Rechtbank kan onrechtmatigheid niet vaststellen in zaak afstandsmoeders

De rechtbank kan niet vaststellen of de Staat onrechtmatig heeft gehandeld jegens afstandsmoeders in de periode 1956-1984. Een civiele zaak werd aangespannen door een belangenorganisatie van afstandsmoeders en een individuele eiseres. ‘Afstandsmoeders’ is de term die wordt gebruikt voor een groep vrouwen die tegen hun wil hun kinderen hebben afgestaan.

Door Caspar Bottemanne

De zaak betreft een civiele zaak die aangespannen werd door een individuele eiseres en Stichting Bureau Clara Wichmann, een organisatie die zich inzet voor de belangen van afstandsmoeders. In de periode 1956 en 1984 hebben bepaalde groepen moeders tegen hun wil afstand moeten doen van hun kind. Het betrof hier vrouwen die  zwanger werden terwijl zij niet getrouwd waren. Zij werden in die tijd gezien als ‘gevallen vrouwen’. De moeders uit die tijd werden geconfronteerd met sociale, religieuze en culturele opvattingen en instituten die hen de keuzevrijheid ontnam om hun kind zelf op te voeden. Het vonnis spreekt over een groep van tussen de dertien- en veertienduizend vrouwen.

De zaak richt zich tegen de Staat en dan in het bijzonder de Raad voor de Kinderbescherming. Eisers stellen dat de raad niets heeft gedaan om afstand van het kind te voorkomen.

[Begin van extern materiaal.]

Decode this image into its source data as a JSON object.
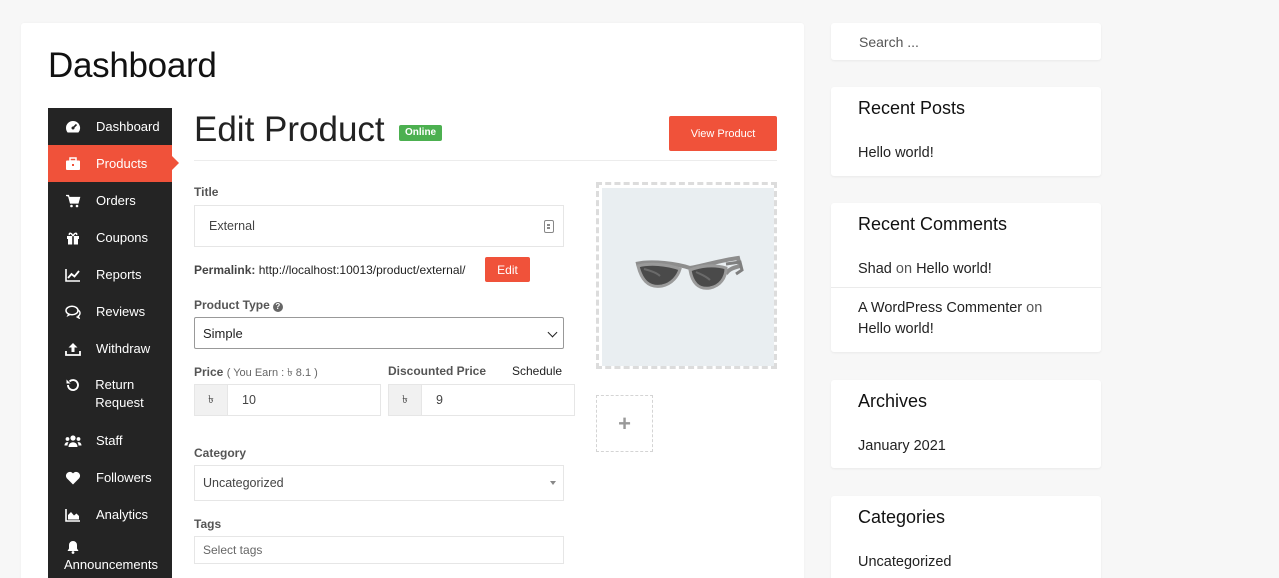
{
  "page": {
    "heading": "Dashboard"
  },
  "sidebar": {
    "items": [
      {
        "label": "Dashboard"
      },
      {
        "label": "Products"
      },
      {
        "label": "Orders"
      },
      {
        "label": "Coupons"
      },
      {
        "label": "Reports"
      },
      {
        "label": "Reviews"
      },
      {
        "label": "Withdraw"
      },
      {
        "label": "Return Request"
      },
      {
        "label": "Staff"
      },
      {
        "label": "Followers"
      },
      {
        "label": "Analytics"
      },
      {
        "label": "Announcements"
      }
    ],
    "active_color": "#f0523a",
    "background": "#242424"
  },
  "product": {
    "title_heading": "Edit Product",
    "status_badge": "Online",
    "view_button": "View Product",
    "title_label": "Title",
    "title_value": "External",
    "permalink_label": "Permalink:",
    "permalink_url": "http://localhost:10013/product/external/",
    "permalink_edit": "Edit",
    "type_label": "Product Type",
    "type_value": "Simple",
    "price_label": "Price",
    "price_earn": "( You Earn : ৳  8.1 )",
    "currency_symbol": "৳",
    "price_value": "10",
    "discount_label": "Discounted Price",
    "schedule_link": "Schedule",
    "discount_value": "9",
    "category_label": "Category",
    "category_value": "Uncategorized",
    "tags_label": "Tags",
    "tags_placeholder": "Select tags",
    "gallery_add": "+"
  },
  "widgets": {
    "search_placeholder": "Search ...",
    "recent_posts": {
      "title": "Recent Posts",
      "items": [
        "Hello world!"
      ]
    },
    "recent_comments": {
      "title": "Recent Comments",
      "items": [
        {
          "author": "Shad",
          "on": "on",
          "post": "Hello world!"
        },
        {
          "author": "A WordPress Commenter",
          "on": "on",
          "post": "Hello world!"
        }
      ]
    },
    "archives": {
      "title": "Archives",
      "items": [
        "January 2021"
      ]
    },
    "categories": {
      "title": "Categories",
      "items": [
        "Uncategorized"
      ]
    }
  },
  "colors": {
    "accent": "#f0523a",
    "online": "#4cb050"
  }
}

Er werd in het vonnis ook wel gesproken van het insluiten van de moeders in een ‘web’ dat uiteindelijk leidde tot het afstand doen van het kind, zonder dat de moeders dit zelf wilden of wisten wat de consequenties waren. Hiermee heeft de raad structureel nationale en internationale wetten, verdragen en ongeschreven recht overtreden.

Vonnis

De rechtbank stelt vast dat zij de onrechtmatigheid van het handelen van de Raad voor de Kinderbescherming niet kan vaststellen. Het is simpelweg te lang geleden. Uit een WODC-rapport uit 2017 blijkt niet dat met zekerheid kan worden gezegd dat de raad onrechtmatig heeft gehandeld, in handelen noch nalaten. De rechtbank laat wel de mogelijkheid open dat er individuele zaken onrechtmatig kan zijn gehandeld. Daarnaast honoreerde de rechtbank het verweer van de Staat dat er sprake is van verjaring.